Informations économiques sur la France
L'organisation économique de la France est de type capitaliste avec une intervention étatique relativement forte depuis la fin de la Seconde Guerre mondiale, bien que celle-ci soit remise en cause depuis les années 1980. L'économie française est principalement une économie de services. En 2009, la France est la 5e puissance économique mondiale, derrière les États-Unis, la Chine, le Japon, l'Allemagne et devant le Royaume-Uni. En 2009, la valeur de son Produit intérieur brut (PIB) est de 2 675,9 milliards d'euros et se classe au 38e rang pour le PIB par habitant en taux de change nominal.

L'économie française est principalement une économie de services : le secteur tertiaire occupe 77,6% de la population active, tandis que le secteur primaire (agriculture, pêche, etc.) n'en représente plus que 2 %, et le secteur secondaire (essentiellement l'industrie) 20,4% en 1999. L'économie française est une économie de plus en plus ouverte, occupant une place importante dans les échanges commerciaux internationaux.
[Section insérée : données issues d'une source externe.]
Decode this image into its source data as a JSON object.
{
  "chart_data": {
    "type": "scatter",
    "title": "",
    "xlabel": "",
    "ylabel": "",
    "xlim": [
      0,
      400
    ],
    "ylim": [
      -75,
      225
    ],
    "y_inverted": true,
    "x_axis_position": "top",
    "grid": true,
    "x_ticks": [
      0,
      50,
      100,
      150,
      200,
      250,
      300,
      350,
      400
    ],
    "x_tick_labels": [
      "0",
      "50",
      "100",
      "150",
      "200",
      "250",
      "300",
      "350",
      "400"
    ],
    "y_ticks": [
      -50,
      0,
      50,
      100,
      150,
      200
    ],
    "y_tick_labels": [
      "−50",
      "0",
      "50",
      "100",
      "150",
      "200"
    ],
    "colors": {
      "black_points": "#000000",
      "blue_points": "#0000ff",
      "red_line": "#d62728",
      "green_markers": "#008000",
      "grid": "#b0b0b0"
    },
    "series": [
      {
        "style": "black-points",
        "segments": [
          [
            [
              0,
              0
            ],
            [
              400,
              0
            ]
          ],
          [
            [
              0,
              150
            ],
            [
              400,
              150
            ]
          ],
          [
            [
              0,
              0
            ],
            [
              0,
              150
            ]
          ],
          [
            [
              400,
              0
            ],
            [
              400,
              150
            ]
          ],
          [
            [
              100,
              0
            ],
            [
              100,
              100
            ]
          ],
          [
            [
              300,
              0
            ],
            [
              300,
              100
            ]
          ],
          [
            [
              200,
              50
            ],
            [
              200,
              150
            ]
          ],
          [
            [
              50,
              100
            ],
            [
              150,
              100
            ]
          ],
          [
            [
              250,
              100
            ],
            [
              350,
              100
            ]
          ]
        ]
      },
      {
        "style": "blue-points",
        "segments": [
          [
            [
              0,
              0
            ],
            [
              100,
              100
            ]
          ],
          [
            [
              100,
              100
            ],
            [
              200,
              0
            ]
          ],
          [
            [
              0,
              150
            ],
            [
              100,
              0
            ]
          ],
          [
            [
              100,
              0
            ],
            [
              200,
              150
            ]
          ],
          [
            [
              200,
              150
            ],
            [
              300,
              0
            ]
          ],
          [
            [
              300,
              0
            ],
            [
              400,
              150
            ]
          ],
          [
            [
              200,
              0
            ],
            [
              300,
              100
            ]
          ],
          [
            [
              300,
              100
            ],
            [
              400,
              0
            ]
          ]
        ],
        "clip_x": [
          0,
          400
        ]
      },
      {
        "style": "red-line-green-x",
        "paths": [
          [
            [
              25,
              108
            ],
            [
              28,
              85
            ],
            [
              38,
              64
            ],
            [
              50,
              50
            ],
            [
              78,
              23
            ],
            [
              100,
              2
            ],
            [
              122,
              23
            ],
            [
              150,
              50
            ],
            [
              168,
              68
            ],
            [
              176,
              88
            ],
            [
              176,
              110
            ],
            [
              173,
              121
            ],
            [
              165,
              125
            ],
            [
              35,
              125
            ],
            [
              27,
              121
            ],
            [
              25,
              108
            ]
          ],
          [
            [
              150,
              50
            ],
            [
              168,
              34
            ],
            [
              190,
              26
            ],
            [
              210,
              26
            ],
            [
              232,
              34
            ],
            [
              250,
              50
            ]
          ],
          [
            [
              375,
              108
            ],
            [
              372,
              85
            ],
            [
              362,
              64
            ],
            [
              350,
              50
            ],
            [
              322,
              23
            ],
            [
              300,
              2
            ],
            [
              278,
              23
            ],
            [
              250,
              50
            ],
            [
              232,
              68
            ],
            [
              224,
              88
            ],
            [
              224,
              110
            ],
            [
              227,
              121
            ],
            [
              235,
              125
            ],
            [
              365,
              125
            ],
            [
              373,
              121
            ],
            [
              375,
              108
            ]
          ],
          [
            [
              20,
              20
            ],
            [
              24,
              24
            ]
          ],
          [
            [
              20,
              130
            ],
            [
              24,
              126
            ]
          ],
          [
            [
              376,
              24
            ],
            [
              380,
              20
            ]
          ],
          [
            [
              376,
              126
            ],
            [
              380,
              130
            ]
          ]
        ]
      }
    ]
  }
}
La France est le 5e pays pour ses exportations et le 6e pour ses importations. En 2006, les exportations représentent 26 % du PIB et les importations 27%. La balance commerciale (biens et services) est devenue déficitaire en 2004, et ce déficit s'est accru en 2005 et 2006. Le taux de chômage reste plus élevé que la moyenne des autres pays développés à 9,5%. Le taux d'emploi (63,8% en 2006), proche de la moyenne européenne (64,8%), est plus faible que celui de l'UE-15 (66,2%), et de la moyenne des pays développés, en particulier pour les seniors, les moins de 30 ans, et les personnes faiblement qualifiées. La France fait partie des pays fondateurs de l'Union européenne et de la zone euro. Au coeur d'une zone économiquement très développée, son économie a bénéficié de la mise en place du marché commun européen. L'intervention de l'État dans l'économie est traditionnellement importante. Le niveau de dépenses publiques et donc d'imposition est parmi les plus élevés au monde.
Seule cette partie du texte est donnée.